A Venezia abbiamo visto una Biennale delle occasioni mancate. Più ripiegata a celebrare il recente passato che a testimoniare l’attualità storica del presente e a ipotizzare un futuro che non sia soltanto fosco ed incerto, ma anche foriero di nuove speranze. Ci aspettavamo che i curatori (visto e considerato il grande dispiegamento di forze economiche a disposizione) avessero avuto più coraggio. Avrebbero dovuto affrontare il senso della mutazione antropologica connessa all’alienante processo di trasformazione del mondo prodotto dalla scienza e dalla tecnica e alla progressiva smaterializzazione dell’universo comunicativo relazionale, mediato dal video terminale. In questo fine secolo l’artificiale è un tema narrativo ricorrente che sembra riproporre una doppia prospettiva: da una parte la possibilità che l’atrofia dell’esperienza sensibile e la mancanza di un mondo reale divengano impercettibili, occultati nella contemplazione di miraggi iperreali, virtuali nel consumo di sole immagini da cyber spazio. Dall’altra invece la possibilità che il sentimento della mancanza del rapporto umano produca una nuova sensibilità critica e una nuova comprensione delle prospettive presenti nel mutato rapporto fra il soggetto e il mondo.

I nostri collaboratori Stradella e Salani parlano diffusamente di questa Biennale nei loro redazionali. Nella pagina di Iride Wolfgang Cecchin ci riferisce il pensiero di Jean Baudrillard, uno dei più illustri sociologi francese, sul ruolo che l’assenza del destino svolge nella nostra epoca. La rubrica Pensieri Scolpiti, che si ripropone di accogliere le diverse voci e tendenze della scultura contemporanea, è dedicata questa volta a Riccardo Cordero, che utilizza la scultura come mezzo per modulare lo spazio. E ancora: Ugo Nespolo, artista multanime di richiamo internazionale, pronto alle contaminazioni più diverse, intervistato da Antonio Miredi in Finesecolo Nuovomillenio, ci invita sull’impossibilità di distinguere cultura alta e cultura bassa, e sul bisogno dell’arte di occupare ogni spazio della vita.

Ora lasciatemi tracciare alcune considerazioni finali: si conclude la seconda tappa del nostro viaggio negli universi della cultura artistica contemporanea. Viaggio inteso non solo come metodologia, ma anche come epistemologia, dove l’esperienza del viaggiatore si fa conoscenza e la conoscenza si narrazione. In questa ultima linea editoriale ciascuna rubrica ha cercato di tracciare dei percorsi e delineare alcuni orientamenti anche se provvisori circa il sapere estetico contemporaneo in una ricerca di una nuova identità umana che è pure una nuova antropologia della civiltà.

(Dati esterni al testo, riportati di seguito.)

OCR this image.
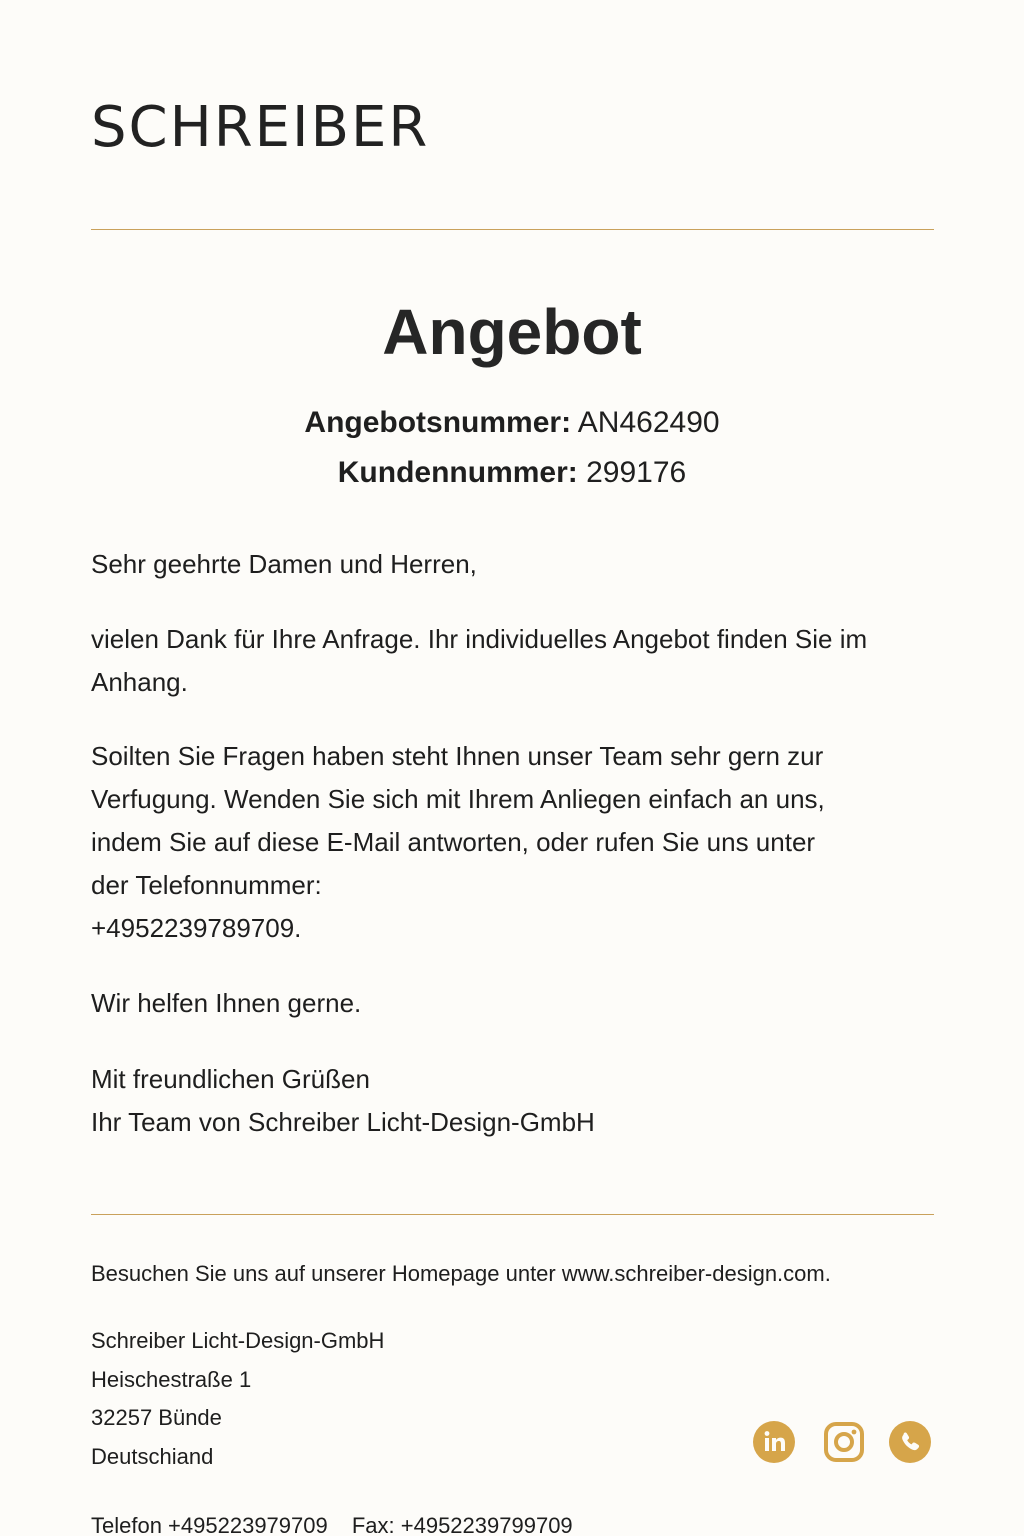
SCHREIBER
Angebot
Angebotsnummer: AN462490
Kundennummer: 299176

Sehr geehrte Damen und Herren,

vielen Dank für Ihre Anfrage. Ihr individuelles Angebot finden Sie im
Anhang.

Soilten Sie Fragen haben steht Ihnen unser Team sehr gern zur
Verfugung. Wenden Sie sich mit Ihrem Anliegen einfach an uns,
indem Sie auf diese E-Mail antworten, oder rufen Sie uns unter
der Telefonnummer:
+4952239789709.

Wir helfen Ihnen gerne.

Mit freundlichen Grüßen
Ihr Team von Schreiber Licht-Design-GmbH

Besuchen Sie uns auf unserer Homepage unter www.schreiber-design.com.
Schreiber Licht-Design-GmbH
Heischestraße 1
32257 Bünde
Deutschiand
Telefon +495223979709 Fax: +4952239799709
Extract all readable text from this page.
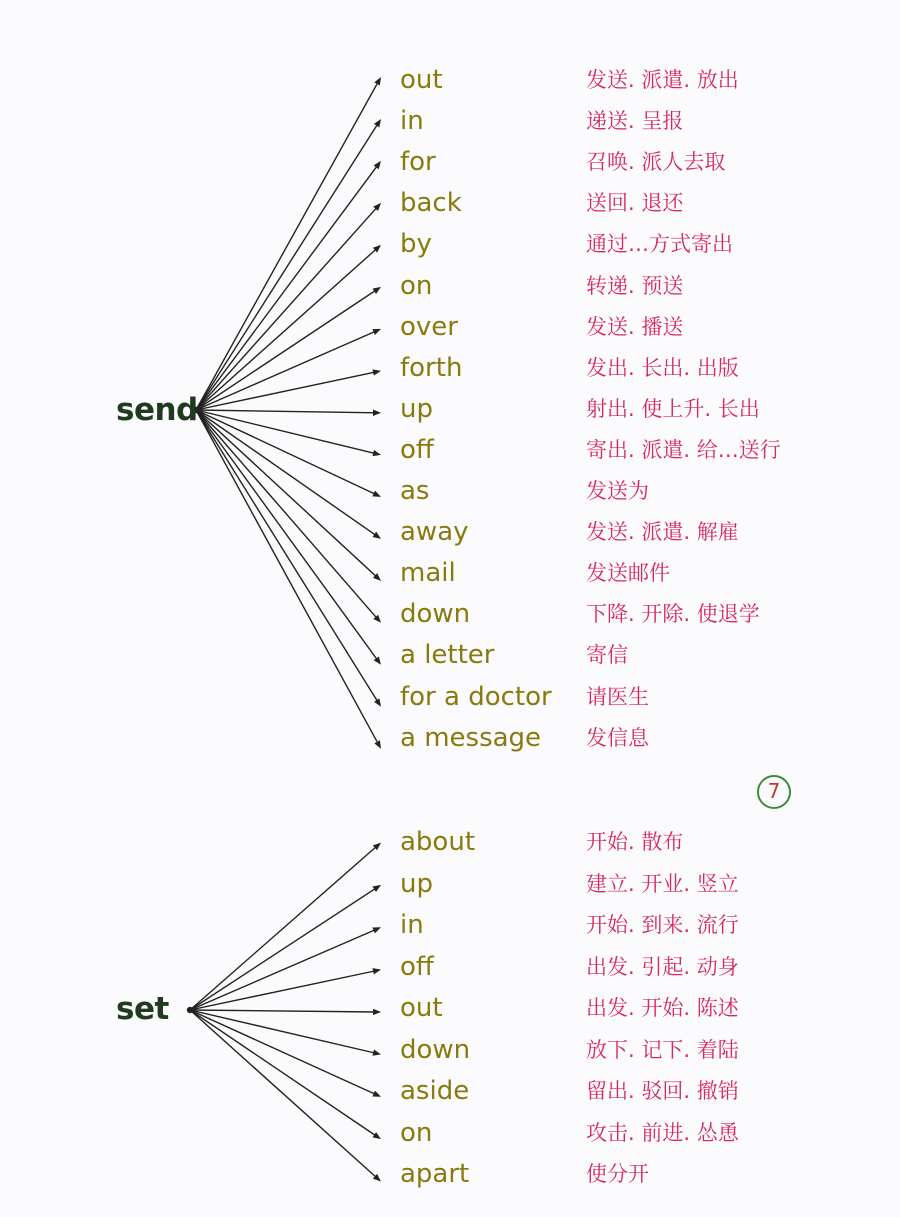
7
send
out	发送. 派遣. 放出
in	递送. 呈报
for	召唤. 派人去取
back	送回. 退还
by	通过…方式寄出
on	转递. 预送
over	发送. 播送
forth	发出. 长出. 出版
up	射出. 使上升. 长出
off	寄出. 派遣. 给…送行
as	发送为
away	发送. 派遣. 解雇
mail	发送邮件
down	下降. 开除. 使退学
a letter	寄信
for a doctor 请医生
a message 发信息
set
about	开始. 散布
up	建立. 开业. 竖立
in	开始. 到来. 流行
off	出发. 引起. 动身
out	出发. 开始. 陈述
down	放下. 记下. 着陆
aside	留出. 驳回. 撤销
on	攻击. 前进. 怂恿
apart	使分开
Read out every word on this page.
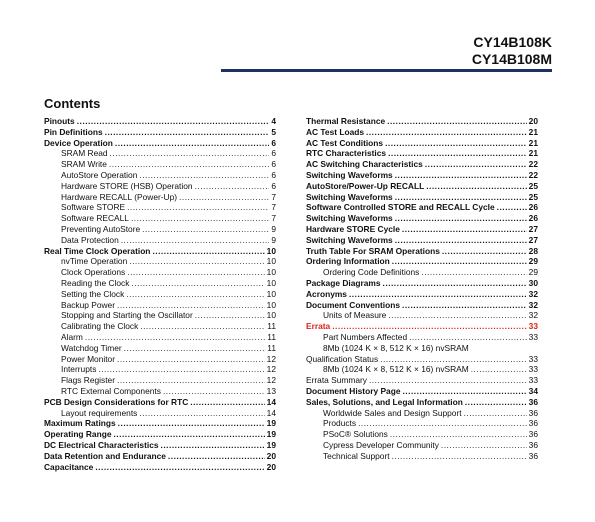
CY14B108K
CY14B108M
Contents
Pinouts .....	4
Pin Definitions .....	5
Device Operation .....	6
SRAM Read .....	6
SRAM Write .....	6
AutoStore Operation .....	6
Hardware STORE (HSB) Operation .....	6
Hardware RECALL (Power-Up) .....	7
Software STORE .....	7
Software RECALL .....	7
Preventing AutoStore .....	9
Data Protection .....	9
Real Time Clock Operation .....	10
nvTime Operation .....	10
Clock Operations .....	10
Reading the Clock .....	10
Setting the Clock .....	10
Backup Power .....	10
Stopping and Starting the Oscillator .....	10
Calibrating the Clock .....	11
Alarm .....	11
Watchdog Timer .....	11
Power Monitor .....	12
Interrupts .....	12
Flags Register .....	12
RTC External Components .....	13
PCB Design Considerations for RTC .....	14
Layout requirements .....	14
Maximum Ratings .....	19
Operating Range .....	19
DC Electrical Characteristics .....	19
Data Retention and Endurance .....	20
Capacitance .....	20
Thermal Resistance .....	20
AC Test Loads .....	21
AC Test Conditions .....	21
RTC Characteristics .....	21
AC Switching Characteristics .....	22
Switching Waveforms .....	22
AutoStore/Power-Up RECALL .....	25
Switching Waveforms .....	25
Software Controlled STORE and RECALL Cycle .....	26
Switching Waveforms .....	26
Hardware STORE Cycle .....	27
Switching Waveforms .....	27
Truth Table For SRAM Operations .....	28
Ordering Information .....	29
Ordering Code Definitions .....	29
Package Diagrams .....	30
Acronyms .....	32
Document Conventions .....	32
Units of Measure .....	32
Errata .....	33
Part Numbers Affected .....	33
8Mb (1024 K × 8, 512 K × 16) nvSRAM
Qualification Status .....	33
8Mb (1024 K × 8, 512 K × 16) nvSRAM .....	33
Errata Summary .....	33
Document History Page .....	34
Sales, Solutions, and Legal Information .....	36
Worldwide Sales and Design Support .....	36
Products .....	36
PSoC® Solutions .....	36
Cypress Developer Community .....	36
Technical Support .....	36
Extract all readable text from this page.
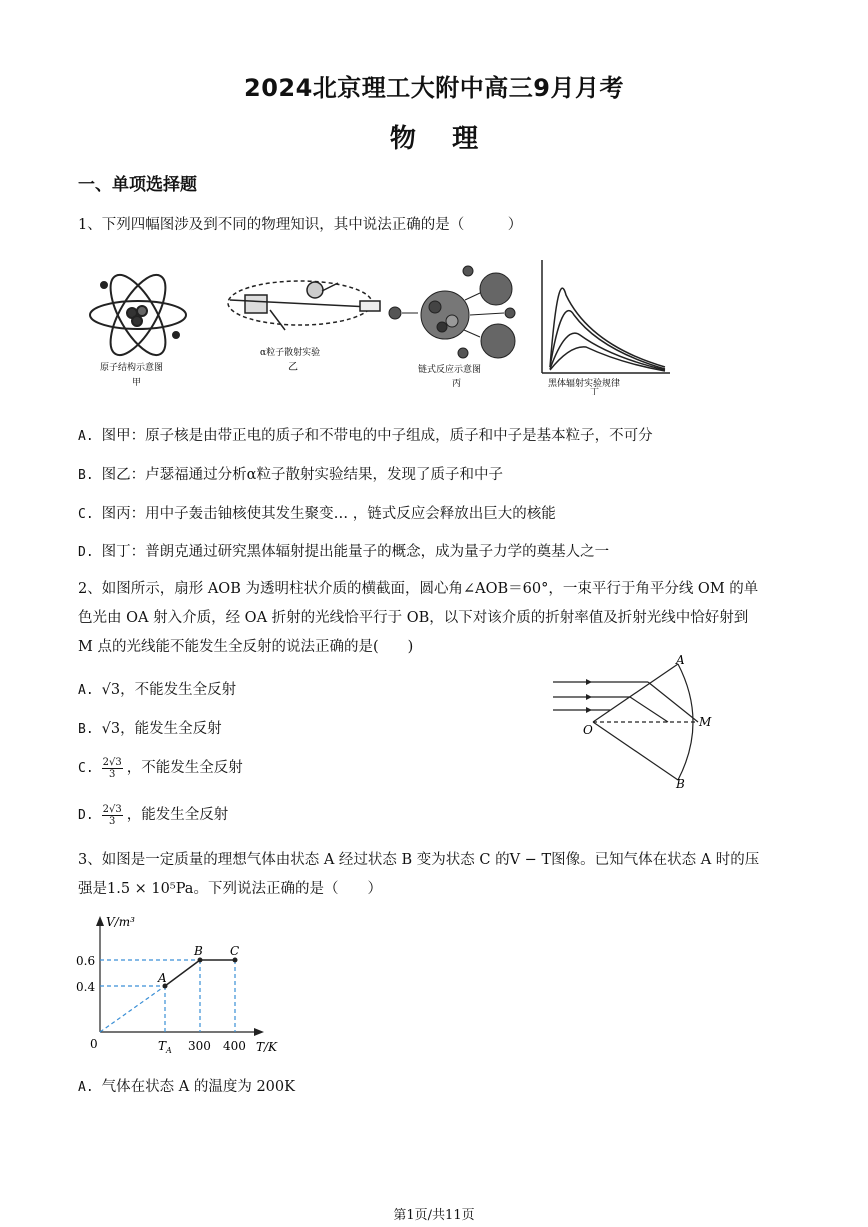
2024北京理工大附中高三9月月考
物    理
一、单项选择题
1、下列四幅图涉及到不同的物理知识，其中说法正确的是（　　　）
原子结构示意图
甲
α粒子散射实验
乙	链式反应示意图
丙	黑体辐射实验规律
丁
A. 图甲：原子核是由带正电的质子和不带电的中子组成，质子和中子是基本粒子，不可分
B. 图乙：卢瑟福通过分析α粒子散射实验结果，发现了质子和中子
C. 图丙：用中子轰击铀核使其发生聚变… ，链式反应会释放出巨大的核能
D. 图丁：普朗克通过研究黑体辐射提出能量子的概念，成为量子力学的奠基人之一
2、如图所示，扇形 AOB 为透明柱状介质的横截面，圆心角∠AOB＝60°，一束平行于角平分线 OM 的单
色光由 OA 射入介质，经 OA 折射的光线恰平行于 OB，以下对该介质的折射率值及折射光线中恰好射到
M 点的光线能不能发生全反射的说法正确的是(　　)
A. √3，不能发生全反射
B. √3，能发生全反射
C. $\frac{2√3}{3}$ ，不能发生全反射
D. $\frac{2√3}{3}$ ，能发生全反射
A
O
M
B
3、如图是一定质量的理想气体由状态 A 经过状态 B 变为状态 C 的V − T图像。已知气体在状态 A 时的压
强是1.5 × 10⁵Pa。下列说法正确的是（　　）
V/m³
T/K
0
0.6
0.4
$T_A$ 300 400
A
B C
A. 气体在状态 A 的温度为 200K
第1页/共11页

Abbiamo privilegiato uno stile di scrittura lontano dagli stereotipi del critichese, ma che fosse coinvolgente e accessibile: pensiamo di utilizzare uno stile che vuole mettere in gioco la soggettività di chi scrive e l’emozione di chi legge, permettendogli di cogliere e confrontare i modelli del proprio pensiero e di scoprire autonomamente le matrici di fondo che guidano l’attuale rielaborazione teorica nell’ambito dell’arte.

Nel salutare i nostri amici che si accingono a godersi le meritate vacanze ricordo a tutti che saremo di nuovo in edicola il secondo sabato del mese di settembre per riprendere con nuova lena il filo del discorso. Per la prossima edizione stiamo preparando grosse novità. A presto, arrivederci.